Researchers at the Cornell University College of Veterinary Medicine have discovered a new method to measure tiny amounts of antibodies in foals, a finding described in the May 16 issue of PLOS ONE.
The methodology will help understand how fast a foal starts producing its own antibodies, which in turn will help optimize recommendations for young horse vaccination schedules, said Dr. Julia Felippe, associate professor of large animal medicine, and research associate Rebecca Tallmadge.

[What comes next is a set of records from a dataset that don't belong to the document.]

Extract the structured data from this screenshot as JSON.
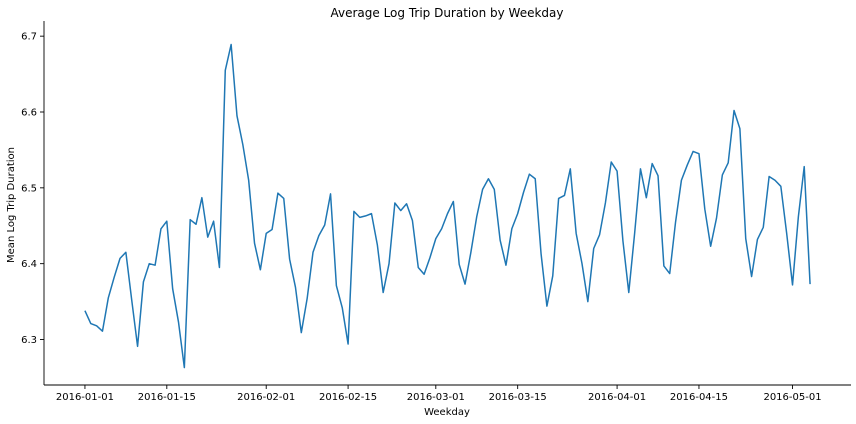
{
  "chart_data": {
    "type": "line",
    "title": "Average Log Trip Duration by Weekday",
    "xlabel": "Weekday",
    "ylabel": "Mean Log Trip Duration",
    "grid": false,
    "xlim": [
      "2015-12-25",
      "2016-05-11"
    ],
    "ylim": [
      6.24,
      6.72
    ],
    "xticks": [
      "2016-01-01",
      "2016-01-15",
      "2016-02-01",
      "2016-02-15",
      "2016-03-01",
      "2016-03-15",
      "2016-04-01",
      "2016-04-15",
      "2016-05-01"
    ],
    "yticks": [
      6.3,
      6.4,
      6.5,
      6.6,
      6.7
    ],
    "ytick_labels": [
      "6.3",
      "6.4",
      "6.5",
      "6.6",
      "6.7"
    ],
    "series": [
      {
        "color": "#1f77b4",
        "x_start": "2016-01-01",
        "x_step_days": 1,
        "values": [
          6.338,
          6.321,
          6.318,
          6.311,
          6.355,
          6.382,
          6.407,
          6.415,
          6.352,
          6.291,
          6.376,
          6.4,
          6.398,
          6.446,
          6.456,
          6.367,
          6.323,
          6.263,
          6.458,
          6.452,
          6.487,
          6.435,
          6.456,
          6.395,
          6.655,
          6.689,
          6.595,
          6.557,
          6.51,
          6.427,
          6.392,
          6.44,
          6.445,
          6.493,
          6.486,
          6.406,
          6.369,
          6.309,
          6.354,
          6.415,
          6.437,
          6.451,
          6.492,
          6.371,
          6.342,
          6.294,
          6.469,
          6.461,
          6.463,
          6.466,
          6.425,
          6.362,
          6.4,
          6.48,
          6.47,
          6.479,
          6.457,
          6.395,
          6.386,
          6.408,
          6.433,
          6.446,
          6.466,
          6.482,
          6.399,
          6.373,
          6.415,
          6.462,
          6.498,
          6.512,
          6.498,
          6.431,
          6.398,
          6.446,
          6.466,
          6.494,
          6.518,
          6.512,
          6.413,
          6.344,
          6.384,
          6.486,
          6.49,
          6.525,
          6.44,
          6.4,
          6.35,
          6.42,
          6.438,
          6.48,
          6.534,
          6.522,
          6.43,
          6.362,
          6.44,
          6.525,
          6.487,
          6.532,
          6.516,
          6.397,
          6.387,
          6.455,
          6.51,
          6.53,
          6.548,
          6.545,
          6.472,
          6.423,
          6.46,
          6.517,
          6.533,
          6.602,
          6.578,
          6.433,
          6.383,
          6.432,
          6.448,
          6.515,
          6.51,
          6.502,
          6.44,
          6.372,
          6.462,
          6.528,
          6.373
        ]
      }
    ]
  }
}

Newborn horses are initially protected against diseases by antibodies they receive after birth through the colostrum produced by their dam. Vaccination is an important strategy to protect neonates against diseases. However, administrating vaccines too early in life may have negative effects. Vaccines work by presenting the immune system with a killed pathogen (or a protein from it) that will "train" the body to recognize it as an intruder. If the immune system of the young animal is not ready, instead of recognizing the pathogen's protein in the vaccine as foreign, it may identify it as "self" and impair the production of an immune response against this particular pathogen. Additionally, the mother's antibodies may interfere with the neonate's antibody production, making the vaccine ineffective. To develop a protective vaccination strategy, it is crucial to understand how young animals become immunocompetent.
Monitoring the development of the neonatal immune system using traditional methods, such as an antibody count in the foal's blood, is hampered by the abundance of maternal antibodies relative to the young's own. The maternal antibodies wear off progressively as the young animal ages, but this may take a few months depending on the half-life of the different antibodies. Current guidelines recommend vaccination of foals to start at 3 months or at 6 months of age if the dam was vaccinated in late gestation.

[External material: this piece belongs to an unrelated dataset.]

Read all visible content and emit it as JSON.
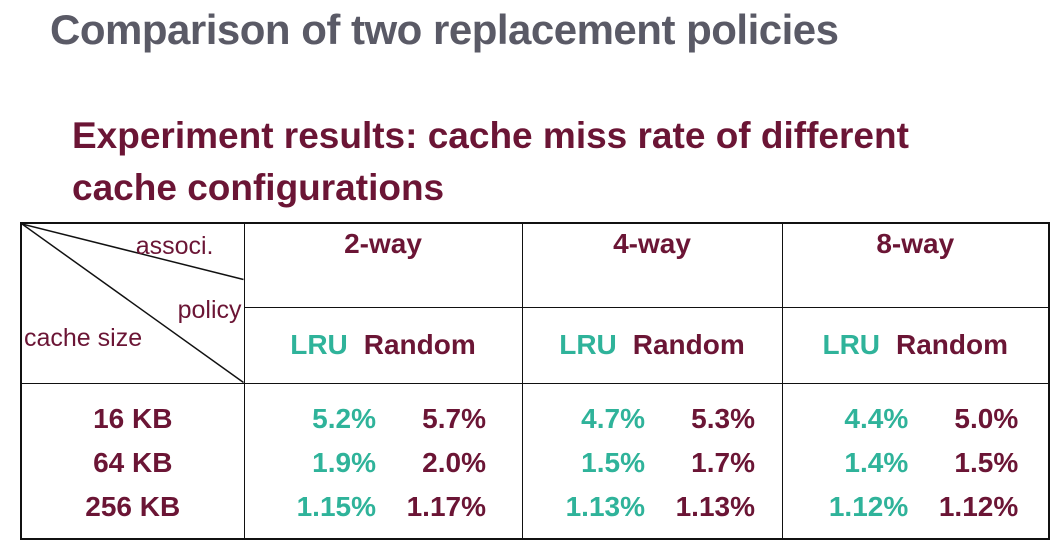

"We presume that if the mother is vaccinated in her last month of pregnancy, her antibodies will transfer to the foal, but in reality we don't measure the efficiency of this process," said Felippe. Previous work led Felippe and Tallmadge to believe that the foal immune system could respond to vaccines very early in life, and the team decided to test this hypothesis. They vaccinated 3-day-old foals, gave them boosters at 21 and 35 days, and followed the foals' immune response up to 42 days after birth.
To overcome the challenge of counting antibodies in such young foals, Felippe and Tallmadge examined the foals' B cells, the cells that create antibodies. This allowed them to examine the foal's immune response alone, independent of maternal circulating antibodies. Additionally, B cells take up to 10 days before releasing the antibodies they created. "After they find a match for the antibody, B cells adjust and tweak their antibody to make a perfect fit for the pathogen," says Felippe. "They are amazing, they are like little factories." The DNA changes that occur in the B cells' maturation process can thus be tracked through time by sequencing their DNA. As the researchers gave boosters to the foals, they observed an increase in the diversity of mutations in the B cell DNA as those immune cells kept looking for a better fit to the antigen. "Testing antigen-specific B cells gave us beautiful responses," said Tallmadge. This suggests that foals start producing antibodies in the first days when vaccinated. Yet results were different depending on the type of vaccine.
"Our results suggested that some vaccines may induce higher production of antibodies than others," said Felippe. "However, our experiment was not designed to measure efficacy of certain vaccines." Rather, its aim was to explore the neonate's immune response almost in real time, and with more sensitivity, without confounding circulating maternal antibodies.
"Our approach can be applied to any vaccine or pathogen in any host species," said Tallmadge. After showing that neonates are capable of an immune response, the researchers now want to see if there are neonate-specific mechanisms designed to prevent this response.
"The reason why such a mechanism would exist is, imagine you live in the womb, very protected, and now you are out in the environment with billions of pathogens poking you for an immune response. If you respond to every stimulus with the same intensity at the same time, something might happen with you," said Felippe. "So, there may be something out there that prevents you from damaging yourself in this process and prioritizes a response to a stimulus that is relevant."